Class I PI3Ks in neutrophil function

In recent years, the Hawkins lab has focused on the role of PI3Ks in the signalling mechanisms which allow cell surface receptors on mammalian neutrophils to control various aspects of neutrophil function. Neutrophils are key players in the front line of our immune system, responsible primarily for the recognition and destruction of bacterial and fungal pathogens. However, they are also involved in the amplification cascades that underlie various inflammatory pathologies, e.g. Acute Respiratory Distress Syndrome (ARDS) and rheumatoid arthritis.

Current projects include investigation of the molecular mechanisms which allow different receptor types to activate PI3Ks. In the past similar investigations in neutrophils led to our understanding of how PI3Kγ is regulated by Gβγ subunits and Ras, as well as how integrins and FcγRs regulate PI3Kβ and PI3Kδ within neutrophils.

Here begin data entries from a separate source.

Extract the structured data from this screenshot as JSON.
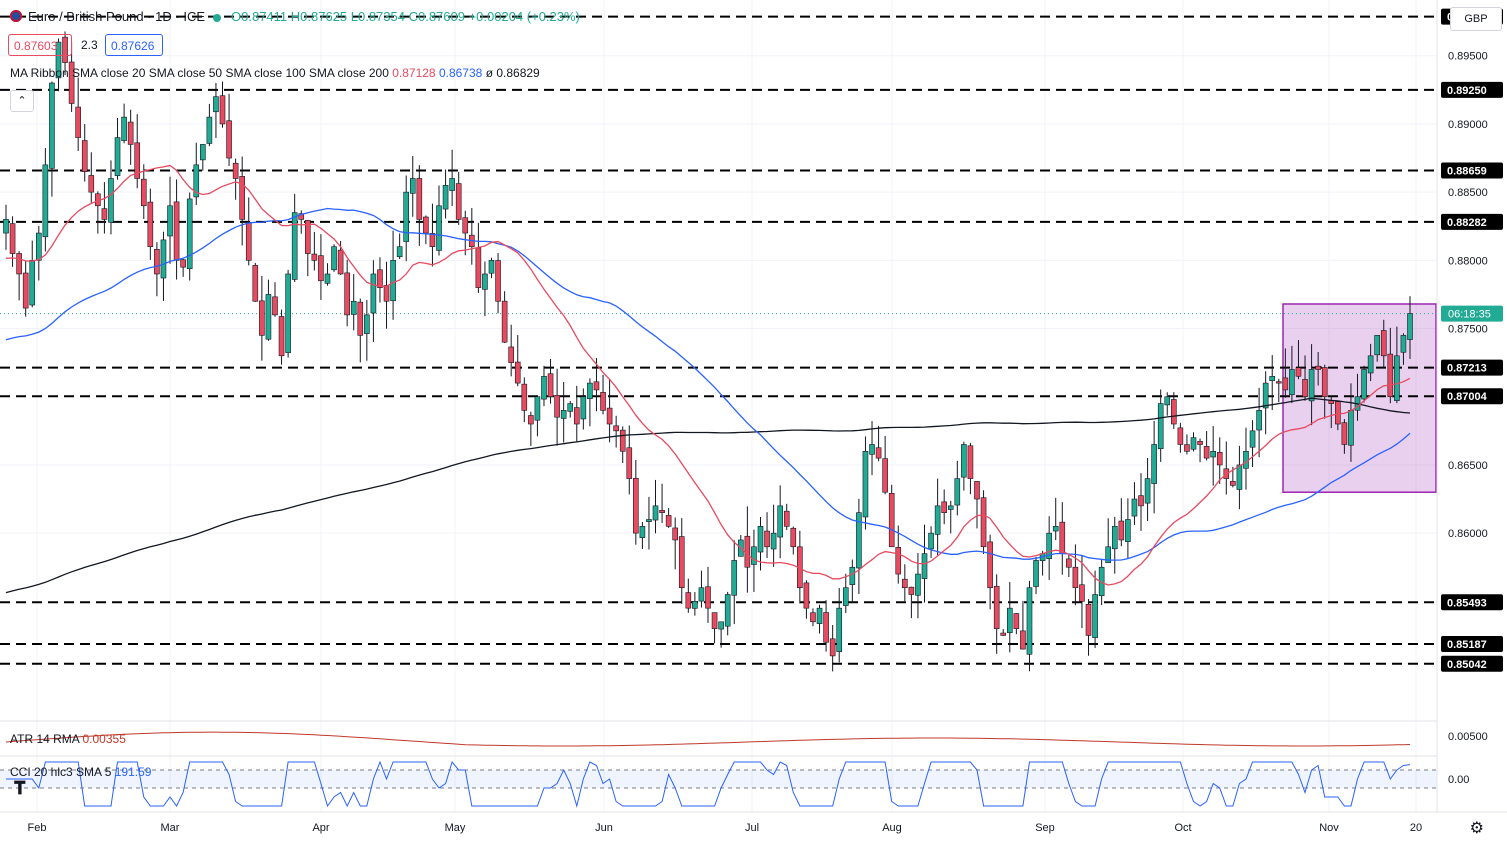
{
  "header": {
    "symbol": "Euro / British Pound · 1D · ICE",
    "ohlc": "O0.87411 H0.87625 L0.87354 C0.87609 +0.00204 (+0.23%)"
  },
  "quote": {
    "bid": "0.87603",
    "spread": "2.3",
    "ask": "0.87626"
  },
  "ma_legend": {
    "label": "MA Ribbon SMA close 20 SMA close 50 SMA close 100 SMA close 200",
    "v20": "0.87128",
    "v50": "0.86738",
    "v200": "ø 0.86829"
  },
  "atr_legend": {
    "label": "ATR 14 RMA",
    "value": "0.00355"
  },
  "cci_legend": {
    "label": "CCI 20 hlc3 SMA 5",
    "value": "191.59"
  },
  "currency": "GBP",
  "countdown": "06:18:35",
  "colors": {
    "up": "#22ab94",
    "down": "#e84a5f",
    "sma20": "#e84a5f",
    "sma50": "#2962ff",
    "sma200": "#131722",
    "box": "#9c27b0",
    "atr": "#c0392b",
    "cci": "#2962ff"
  },
  "chart_data": {
    "type": "candlestick",
    "y_axis_ticks": [
      "0.89500",
      "0.89000",
      "0.88500",
      "0.88000",
      "0.87500",
      "0.86500",
      "0.86000"
    ],
    "ylim": [
      0.8485,
      0.8985
    ],
    "x_axis_labels": [
      "Feb",
      "Mar",
      "Apr",
      "May",
      "Jun",
      "Jul",
      "Aug",
      "Sep",
      "Oct",
      "Nov",
      "20"
    ],
    "horizontal_levels": [
      "0.89787",
      "0.89250",
      "0.88659",
      "0.88282",
      "0.87213",
      "0.87004",
      "0.85493",
      "0.85187",
      "0.85042"
    ],
    "last_price": "0.87609",
    "consolidation_box": {
      "price_top": 0.8768,
      "price_bottom": 0.863,
      "start": "Oct 18",
      "end": "Nov 22"
    },
    "closes": [
      0.883,
      0.8805,
      0.879,
      0.8765,
      0.88,
      0.882,
      0.887,
      0.893,
      0.896,
      0.8945,
      0.8915,
      0.889,
      0.8865,
      0.885,
      0.884,
      0.883,
      0.886,
      0.889,
      0.8905,
      0.8885,
      0.886,
      0.884,
      0.881,
      0.879,
      0.8815,
      0.884,
      0.88,
      0.8795,
      0.8845,
      0.887,
      0.8885,
      0.8905,
      0.892,
      0.89,
      0.8875,
      0.886,
      0.883,
      0.88,
      0.877,
      0.8745,
      0.8775,
      0.876,
      0.873,
      0.879,
      0.8835,
      0.883,
      0.8805,
      0.88,
      0.8785,
      0.879,
      0.881,
      0.879,
      0.876,
      0.877,
      0.8745,
      0.876,
      0.879,
      0.878,
      0.877,
      0.88,
      0.881,
      0.885,
      0.886,
      0.883,
      0.882,
      0.881,
      0.884,
      0.8855,
      0.886,
      0.883,
      0.882,
      0.881,
      0.878,
      0.879,
      0.88,
      0.877,
      0.874,
      0.8725,
      0.871,
      0.869,
      0.868,
      0.87,
      0.8715,
      0.87,
      0.8685,
      0.869,
      0.8695,
      0.868,
      0.87,
      0.871,
      0.8705,
      0.869,
      0.868,
      0.8675,
      0.866,
      0.864,
      0.86,
      0.8605,
      0.861,
      0.862,
      0.8615,
      0.8605,
      0.8595,
      0.856,
      0.8545,
      0.855,
      0.856,
      0.8545,
      0.853,
      0.8535,
      0.8555,
      0.858,
      0.8595,
      0.8575,
      0.859,
      0.8605,
      0.859,
      0.86,
      0.862,
      0.8605,
      0.859,
      0.856,
      0.8545,
      0.8535,
      0.8545,
      0.852,
      0.851,
      0.8545,
      0.856,
      0.8575,
      0.8615,
      0.866,
      0.8665,
      0.8655,
      0.863,
      0.859,
      0.857,
      0.856,
      0.8555,
      0.857,
      0.8585,
      0.86,
      0.862,
      0.8615,
      0.862,
      0.864,
      0.8665,
      0.864,
      0.8625,
      0.859,
      0.856,
      0.853,
      0.8525,
      0.8545,
      0.853,
      0.8515,
      0.856,
      0.858,
      0.8585,
      0.86,
      0.8605,
      0.8585,
      0.8575,
      0.856,
      0.855,
      0.8525,
      0.8555,
      0.8575,
      0.859,
      0.8605,
      0.8595,
      0.861,
      0.8625,
      0.862,
      0.864,
      0.8665,
      0.8695,
      0.87,
      0.868,
      0.8665,
      0.866,
      0.867,
      0.8665,
      0.8655,
      0.866,
      0.865,
      0.864,
      0.8635,
      0.865,
      0.866,
      0.8675,
      0.869,
      0.871,
      0.8715,
      0.871,
      0.8705,
      0.872,
      0.8715,
      0.87,
      0.872,
      0.872,
      0.87,
      0.8695,
      0.868,
      0.8665,
      0.869,
      0.87,
      0.872,
      0.873,
      0.8745,
      0.873,
      0.87,
      0.873,
      0.8745,
      0.8761
    ]
  }
}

​We are also trying to understand the molecular mechanisms which allow the lipid products of activated PI3Ks to regulate key neutrophil responses. The two main PI3K-dependent responses we are currently focusing on are chemotaxis in gradients of soluble stimuli (Fig 1), which is a crucial mechanism allowing recruitment of neutrophils to sites of inflammation and infection, and activation of the NADPH oxidase.

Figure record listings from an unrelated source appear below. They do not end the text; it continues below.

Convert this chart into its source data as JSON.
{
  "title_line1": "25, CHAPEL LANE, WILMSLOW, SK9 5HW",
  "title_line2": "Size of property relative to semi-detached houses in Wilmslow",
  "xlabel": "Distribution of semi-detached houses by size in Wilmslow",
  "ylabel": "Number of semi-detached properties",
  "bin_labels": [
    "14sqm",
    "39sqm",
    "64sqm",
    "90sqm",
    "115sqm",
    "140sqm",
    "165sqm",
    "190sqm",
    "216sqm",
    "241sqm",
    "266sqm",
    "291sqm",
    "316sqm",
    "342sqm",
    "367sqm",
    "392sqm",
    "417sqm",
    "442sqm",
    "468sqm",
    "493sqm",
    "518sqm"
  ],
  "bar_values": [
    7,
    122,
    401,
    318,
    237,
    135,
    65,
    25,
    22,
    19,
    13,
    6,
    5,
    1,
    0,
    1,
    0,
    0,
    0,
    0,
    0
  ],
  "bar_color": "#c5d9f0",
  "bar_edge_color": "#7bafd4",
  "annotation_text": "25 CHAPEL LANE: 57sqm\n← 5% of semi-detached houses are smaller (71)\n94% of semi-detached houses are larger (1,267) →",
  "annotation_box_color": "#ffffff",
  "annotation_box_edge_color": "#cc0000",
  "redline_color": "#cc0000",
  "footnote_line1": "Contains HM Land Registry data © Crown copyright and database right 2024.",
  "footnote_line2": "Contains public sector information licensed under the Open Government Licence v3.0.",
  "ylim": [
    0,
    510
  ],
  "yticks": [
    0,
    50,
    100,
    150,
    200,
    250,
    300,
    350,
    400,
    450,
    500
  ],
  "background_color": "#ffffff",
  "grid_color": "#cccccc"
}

Figure 1. Video of neutrophils chemotaxing towards fMLP added in the top chamber. fMLP is a formylated peptide made by bacteria that allows neutrophils to sense their presence and migrate towards them at sites of infection.
Figure 2. RAW 264.7 cells were stably transfected with the GFP-PX domain from p40phox. This domain binds to PI(3)P with high affinity and specificity. Upon ingestion of IgG-opsonised zymosan particles, the PX domain rapidly accumulates on the phagosome, indicating an increase of levels of PI(3)P in the phagosomal membrane.